Short Bull, Chief of Brule Lakota, Sioux tribe.
Short Bull (Short Bison Bull), Indian name Tatanka Ptechela, (b. c. 1845 on the Niobrara River in Nebraska; d. c. 1915 on the Pine Ridge Reservation in South Dakota) was a Brulé (Oglala) Lakota Sioux medicine man who was one of the most prominent leaders in the 1890s Ghost Dance Movement.
He gave several oral accounts of this last freedom struggle of his people, which ended in bloodshed at Wounded Knee in December 1890, which were written down by various (white) people and published in books and journals.
To this end, he created numerous pictures in which he dealt with his life and his experience of the world; a number of songs have also come down to us from him. – Short Bull, who was highly creative and visionary, conveyed something of great art to the world.
In an area somewhere along the Niobrara River, Short Bull is said to have been born. He fought as a young warrior against the Pawnee and Crow, the traditional enemies of the Sioux, and took part in the wars of the Plains Indians against the advance of the US Americans in the 1860s and 1870s.

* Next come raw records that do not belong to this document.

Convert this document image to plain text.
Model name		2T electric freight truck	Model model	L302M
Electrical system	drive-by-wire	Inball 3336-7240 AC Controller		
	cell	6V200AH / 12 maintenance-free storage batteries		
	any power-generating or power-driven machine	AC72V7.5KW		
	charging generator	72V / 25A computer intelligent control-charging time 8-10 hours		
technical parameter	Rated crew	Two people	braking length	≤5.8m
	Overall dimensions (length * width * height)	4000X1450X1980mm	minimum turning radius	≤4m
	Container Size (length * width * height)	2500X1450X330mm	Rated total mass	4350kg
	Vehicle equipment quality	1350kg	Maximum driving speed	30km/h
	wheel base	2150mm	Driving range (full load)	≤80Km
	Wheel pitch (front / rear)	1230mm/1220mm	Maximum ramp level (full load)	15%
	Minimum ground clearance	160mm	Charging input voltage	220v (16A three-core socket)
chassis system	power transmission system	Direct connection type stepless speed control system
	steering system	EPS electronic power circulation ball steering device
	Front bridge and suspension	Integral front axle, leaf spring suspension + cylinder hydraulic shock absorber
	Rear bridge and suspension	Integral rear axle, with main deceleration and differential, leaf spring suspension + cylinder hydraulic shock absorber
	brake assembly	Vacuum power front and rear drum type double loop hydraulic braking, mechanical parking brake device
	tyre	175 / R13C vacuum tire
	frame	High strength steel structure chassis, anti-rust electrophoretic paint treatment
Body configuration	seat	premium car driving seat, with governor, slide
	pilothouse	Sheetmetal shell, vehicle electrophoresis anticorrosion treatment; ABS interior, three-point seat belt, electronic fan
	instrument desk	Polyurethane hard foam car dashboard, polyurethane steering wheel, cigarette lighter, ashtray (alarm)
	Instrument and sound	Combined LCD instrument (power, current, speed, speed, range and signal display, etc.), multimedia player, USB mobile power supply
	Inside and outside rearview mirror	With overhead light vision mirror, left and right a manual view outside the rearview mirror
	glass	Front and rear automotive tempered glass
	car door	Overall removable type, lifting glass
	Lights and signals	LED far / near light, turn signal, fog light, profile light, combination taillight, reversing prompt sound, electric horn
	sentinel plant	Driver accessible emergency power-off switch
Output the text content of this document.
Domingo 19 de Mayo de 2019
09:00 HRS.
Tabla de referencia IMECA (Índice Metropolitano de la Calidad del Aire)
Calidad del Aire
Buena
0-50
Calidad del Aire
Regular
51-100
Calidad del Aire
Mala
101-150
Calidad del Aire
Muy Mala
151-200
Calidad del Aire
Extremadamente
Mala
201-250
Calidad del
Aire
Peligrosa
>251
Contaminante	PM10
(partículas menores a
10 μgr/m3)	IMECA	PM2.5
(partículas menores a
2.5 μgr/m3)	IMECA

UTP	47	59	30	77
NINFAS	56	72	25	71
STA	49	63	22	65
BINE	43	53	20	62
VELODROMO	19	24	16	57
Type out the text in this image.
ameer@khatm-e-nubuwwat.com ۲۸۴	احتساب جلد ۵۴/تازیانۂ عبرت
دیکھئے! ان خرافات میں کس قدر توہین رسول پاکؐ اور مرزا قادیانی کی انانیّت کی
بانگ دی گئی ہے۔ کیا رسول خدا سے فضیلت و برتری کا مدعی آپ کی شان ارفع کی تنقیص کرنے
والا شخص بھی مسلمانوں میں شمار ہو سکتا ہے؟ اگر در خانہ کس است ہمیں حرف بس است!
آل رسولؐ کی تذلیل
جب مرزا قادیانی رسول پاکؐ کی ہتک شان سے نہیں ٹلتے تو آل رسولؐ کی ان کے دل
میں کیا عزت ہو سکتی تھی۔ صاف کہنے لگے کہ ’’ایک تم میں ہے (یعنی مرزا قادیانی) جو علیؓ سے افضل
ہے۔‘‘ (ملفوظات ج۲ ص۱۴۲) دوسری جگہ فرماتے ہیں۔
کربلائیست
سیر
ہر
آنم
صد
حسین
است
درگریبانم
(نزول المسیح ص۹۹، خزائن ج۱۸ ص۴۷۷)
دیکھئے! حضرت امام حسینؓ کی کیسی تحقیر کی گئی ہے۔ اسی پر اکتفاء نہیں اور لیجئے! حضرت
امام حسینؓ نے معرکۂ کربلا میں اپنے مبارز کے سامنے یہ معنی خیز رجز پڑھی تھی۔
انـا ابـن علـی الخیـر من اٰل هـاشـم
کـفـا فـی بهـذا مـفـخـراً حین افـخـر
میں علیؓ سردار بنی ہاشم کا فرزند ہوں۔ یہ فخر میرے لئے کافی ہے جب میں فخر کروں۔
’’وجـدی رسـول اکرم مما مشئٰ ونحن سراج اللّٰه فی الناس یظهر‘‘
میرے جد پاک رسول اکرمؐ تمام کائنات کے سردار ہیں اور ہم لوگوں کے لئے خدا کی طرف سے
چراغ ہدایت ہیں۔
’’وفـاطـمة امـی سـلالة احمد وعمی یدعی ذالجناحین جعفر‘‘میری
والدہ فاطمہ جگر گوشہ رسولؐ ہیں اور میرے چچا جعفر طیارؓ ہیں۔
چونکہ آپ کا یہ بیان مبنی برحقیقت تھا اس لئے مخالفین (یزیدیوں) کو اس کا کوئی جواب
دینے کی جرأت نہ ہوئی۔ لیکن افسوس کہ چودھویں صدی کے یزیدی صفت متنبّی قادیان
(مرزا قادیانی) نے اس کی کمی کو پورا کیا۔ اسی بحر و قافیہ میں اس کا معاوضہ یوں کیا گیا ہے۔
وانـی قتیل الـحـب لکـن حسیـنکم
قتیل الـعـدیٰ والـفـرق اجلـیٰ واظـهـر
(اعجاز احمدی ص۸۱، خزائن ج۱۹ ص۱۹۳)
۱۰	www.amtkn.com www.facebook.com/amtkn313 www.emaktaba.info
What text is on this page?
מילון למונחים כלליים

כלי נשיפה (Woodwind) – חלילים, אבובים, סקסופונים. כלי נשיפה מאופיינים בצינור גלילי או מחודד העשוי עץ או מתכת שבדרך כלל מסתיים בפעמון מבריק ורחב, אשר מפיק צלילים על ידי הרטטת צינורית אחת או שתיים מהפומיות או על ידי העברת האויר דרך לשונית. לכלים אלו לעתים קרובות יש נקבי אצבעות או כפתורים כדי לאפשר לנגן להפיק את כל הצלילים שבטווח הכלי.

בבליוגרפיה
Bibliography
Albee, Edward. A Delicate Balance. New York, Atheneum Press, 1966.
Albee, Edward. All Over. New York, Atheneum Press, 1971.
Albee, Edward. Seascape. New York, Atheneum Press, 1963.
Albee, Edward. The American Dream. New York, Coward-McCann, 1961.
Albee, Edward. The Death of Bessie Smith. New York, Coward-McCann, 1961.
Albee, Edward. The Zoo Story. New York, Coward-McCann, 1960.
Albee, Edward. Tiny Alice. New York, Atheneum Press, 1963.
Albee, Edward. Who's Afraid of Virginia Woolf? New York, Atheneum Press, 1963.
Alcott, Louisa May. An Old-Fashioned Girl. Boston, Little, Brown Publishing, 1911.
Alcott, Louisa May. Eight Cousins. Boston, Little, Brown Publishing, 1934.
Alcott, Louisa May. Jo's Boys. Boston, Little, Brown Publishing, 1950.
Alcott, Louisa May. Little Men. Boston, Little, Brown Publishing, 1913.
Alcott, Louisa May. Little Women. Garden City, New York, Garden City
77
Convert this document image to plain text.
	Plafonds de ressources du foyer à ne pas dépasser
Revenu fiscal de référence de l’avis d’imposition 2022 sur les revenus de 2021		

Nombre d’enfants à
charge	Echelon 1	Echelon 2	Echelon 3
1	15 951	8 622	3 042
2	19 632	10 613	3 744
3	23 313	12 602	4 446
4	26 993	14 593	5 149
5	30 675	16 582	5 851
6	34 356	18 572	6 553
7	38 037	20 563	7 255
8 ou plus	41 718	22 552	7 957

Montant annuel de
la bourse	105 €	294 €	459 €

At the Battle of Little Bighorn in June 1876, he is said to have been among the warriors of Chief Gall’s Hunkpapa who repelled the attack of Major Reno’s soldiers and put them to flight.
This success played no small part in deciding the victory, for afterwards strong Indian forces were released to turn against Custer, and so it is quite possible that Short Bull also took part in this battle. After Little Bighorn, the Sioux tribes were forced to live on reservations within a few months.
Short Bull lived on the Great Sioux Reservation from 1877 to about 1889. When the Sun Dance was banned there, he left the reservation in 1879 with a group of his followers to join Sitting Bull in Canada, but was intercepted just before the Canadian border and brought back to the reservation.